謂れについては、江戸時代、将軍が乗った馬が、暴走し、この神社に祈念したところ、将軍が助かった、ということによるらしい。
史実かどうかは、わからないが。
とにかく、何かを、「止める」ことに、御利益があるのだろう。
ただ、今、見ると、多摩川の土手の下にあり、場末のように、思える。
このあたり、京浜急行の東側、海岸に至るまでは、昭和の取り残された街並みが広がり、なおさら、そう感じてしまうのだ。
かつて、一度、そんな場所、羽田の方まで、行ってみたことがある。
まるで、つげ義春の作品に出てきそうな、風景だな、なんて思ったな。
古びた家並み、懐かしい商店街、時間の止まったような光景。
時代に取り残された、街を、彷徨い歩き、さて、帰ろうかと、京浜急行の駅に向かったのだ。

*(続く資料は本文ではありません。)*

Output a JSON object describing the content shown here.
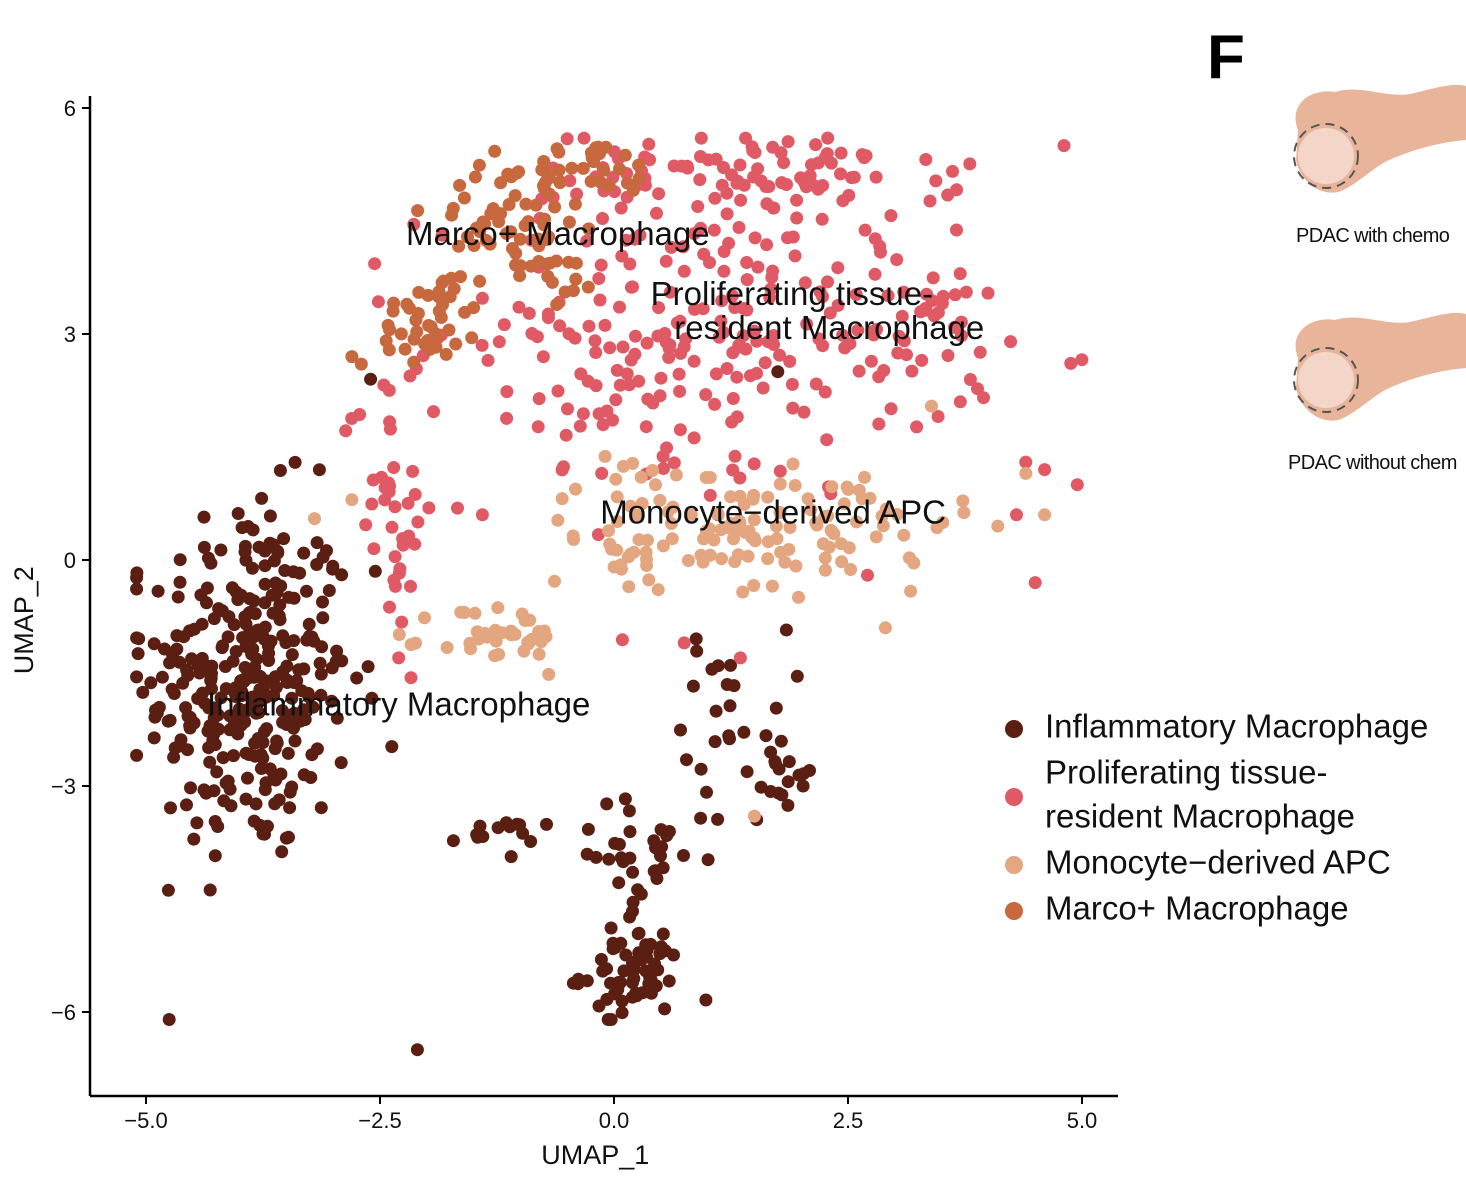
{
  "chart_data": {
    "type": "scatter",
    "title": "",
    "xlabel": "UMAP_1",
    "ylabel": "UMAP_2",
    "xlim": [
      -5.5,
      5.5
    ],
    "ylim": [
      -7.3,
      6.2
    ],
    "x_ticks": [
      -5.0,
      -2.5,
      0.0,
      2.5,
      5.0
    ],
    "x_tick_labels": [
      "−5.0",
      "−2.5",
      "0.0",
      "2.5",
      "5.0"
    ],
    "y_ticks": [
      6,
      3,
      0,
      -3,
      -6
    ],
    "y_tick_labels": [
      "6",
      "3",
      "0",
      "−3",
      "−6"
    ],
    "grid": false,
    "legend_position": "right",
    "series": [
      {
        "name": "Inflammatory Macrophage",
        "color": "#5a1e12",
        "regions": [
          {
            "cx": -3.9,
            "cy": -1.6,
            "sx": 0.55,
            "sy": 1.2,
            "n": 330
          },
          {
            "cx": 1.3,
            "cy": -2.0,
            "sx": 0.28,
            "sy": 0.55,
            "n": 28
          },
          {
            "cx": 1.85,
            "cy": -3.0,
            "sx": 0.2,
            "sy": 0.25,
            "n": 12
          },
          {
            "cx": -1.3,
            "cy": -3.65,
            "sx": 0.22,
            "sy": 0.1,
            "n": 14
          },
          {
            "cx": 0.2,
            "cy": -5.5,
            "sx": 0.28,
            "sy": 0.3,
            "n": 55
          },
          {
            "cx": 0.25,
            "cy": -4.6,
            "sx": 0.12,
            "sy": 0.4,
            "n": 18
          },
          {
            "cx": 0.4,
            "cy": -3.7,
            "sx": 0.7,
            "sy": 0.25,
            "n": 22
          }
        ],
        "points": [
          [
            -2.1,
            -6.5
          ],
          [
            1.75,
            2.5
          ],
          [
            -2.6,
            2.4
          ],
          [
            -2.55,
            -0.15
          ]
        ]
      },
      {
        "name": "Proliferating tissue-\nresident Macrophage",
        "color": "#e05a66",
        "regions": [
          {
            "cx": 1.5,
            "cy": 5.1,
            "sx": 1.1,
            "sy": 0.3,
            "n": 95
          },
          {
            "cx": 0.8,
            "cy": 2.8,
            "sx": 1.4,
            "sy": 1.0,
            "n": 230
          },
          {
            "cx": 3.3,
            "cy": 3.2,
            "sx": 0.4,
            "sy": 0.5,
            "n": 30
          },
          {
            "cx": -2.4,
            "cy": 0.8,
            "sx": 0.25,
            "sy": 0.9,
            "n": 35
          }
        ],
        "points": [
          [
            4.4,
            1.3
          ],
          [
            4.6,
            1.2
          ],
          [
            4.95,
            1.0
          ],
          [
            4.3,
            0.6
          ],
          [
            4.5,
            -0.3
          ],
          [
            3.7,
            2.1
          ],
          [
            1.35,
            -1.3
          ],
          [
            0.75,
            -1.1
          ],
          [
            -2.3,
            -1.3
          ]
        ]
      },
      {
        "name": "Monocyte−derived APC",
        "color": "#e3a680",
        "regions": [
          {
            "cx": 2.4,
            "cy": 0.5,
            "sx": 0.6,
            "sy": 0.45,
            "n": 60
          },
          {
            "cx": 0.1,
            "cy": 0.5,
            "sx": 0.4,
            "sy": 0.5,
            "n": 40
          },
          {
            "cx": -1.2,
            "cy": -1.05,
            "sx": 0.35,
            "sy": 0.25,
            "n": 38
          },
          {
            "cx": 1.2,
            "cy": 0.3,
            "sx": 0.45,
            "sy": 0.4,
            "n": 35
          }
        ],
        "points": [
          [
            4.1,
            0.45
          ],
          [
            4.6,
            0.6
          ],
          [
            4.4,
            1.15
          ],
          [
            2.9,
            -0.9
          ],
          [
            1.5,
            -3.4
          ],
          [
            -3.2,
            0.55
          ],
          [
            -2.8,
            0.8
          ]
        ]
      },
      {
        "name": "Marco+ Macrophage",
        "color": "#c8683e",
        "regions": [
          {
            "cx": -1.0,
            "cy": 4.7,
            "sx": 0.45,
            "sy": 0.35,
            "n": 45
          },
          {
            "cx": -0.2,
            "cy": 5.15,
            "sx": 0.35,
            "sy": 0.2,
            "n": 30
          },
          {
            "cx": -2.0,
            "cy": 3.2,
            "sx": 0.25,
            "sy": 0.3,
            "n": 38
          },
          {
            "cx": -0.6,
            "cy": 3.9,
            "sx": 0.2,
            "sy": 0.25,
            "n": 18
          },
          {
            "cx": -1.6,
            "cy": 3.8,
            "sx": 0.2,
            "sy": 0.4,
            "n": 12
          }
        ],
        "points": [
          [
            -2.8,
            2.7
          ],
          [
            -2.7,
            2.6
          ]
        ]
      }
    ],
    "annotations": [
      {
        "text": "Marco+ Macrophage",
        "x": -0.6,
        "y": 4.3
      },
      {
        "text": "Proliferating tissue-",
        "x": 1.9,
        "y": 3.5
      },
      {
        "text": "resident Macrophage",
        "x": 2.3,
        "y": 3.05
      },
      {
        "text": "Monocyte−derived APC",
        "x": 1.7,
        "y": 0.6
      },
      {
        "text": "Inflammatory Macrophage",
        "x": -2.3,
        "y": -1.95
      }
    ],
    "legend_entries": [
      {
        "lines": [
          "Inflammatory Macrophage"
        ],
        "color": "#5a1e12"
      },
      {
        "lines": [
          "Proliferating tissue-",
          "resident Macrophage"
        ],
        "color": "#e05a66"
      },
      {
        "lines": [
          "Monocyte−derived APC"
        ],
        "color": "#e3a680"
      },
      {
        "lines": [
          "Marco+ Macrophage"
        ],
        "color": "#c8683e"
      }
    ]
  },
  "panel": {
    "letter": "F",
    "schematics": [
      {
        "caption": "PDAC with chemo"
      },
      {
        "caption": "PDAC without chem"
      }
    ],
    "pancreas_color": "#e8b49a",
    "tumor_color": "#f3d6c8"
  }
}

その時、ふと、多摩川の土手下に、目立たない、控え目な神社が、目に留まる。
それが、今、目の前の北野神社。
別名は、止め天神。
場末の行き止まり、なのかな、なんて、ぎくり、としたものだ。
橋がなければ、ここまで来て、渡船を利用できないとしたら、たしかに、この場所、行き止まり、ではある。
それ以上に、彷徨い歩いてきた、時代に取り残された街は、行き止まり、なのかもしれない。
なぜなら、橋がなくて、行き止まりなら、橋を架ければ、いいわけだし。
そうでなければ、行き止まり、のまま。あとは、消えるかどうか、というだけ。
あたりの、レトロな街が、とても、儚いものに思えてしまった。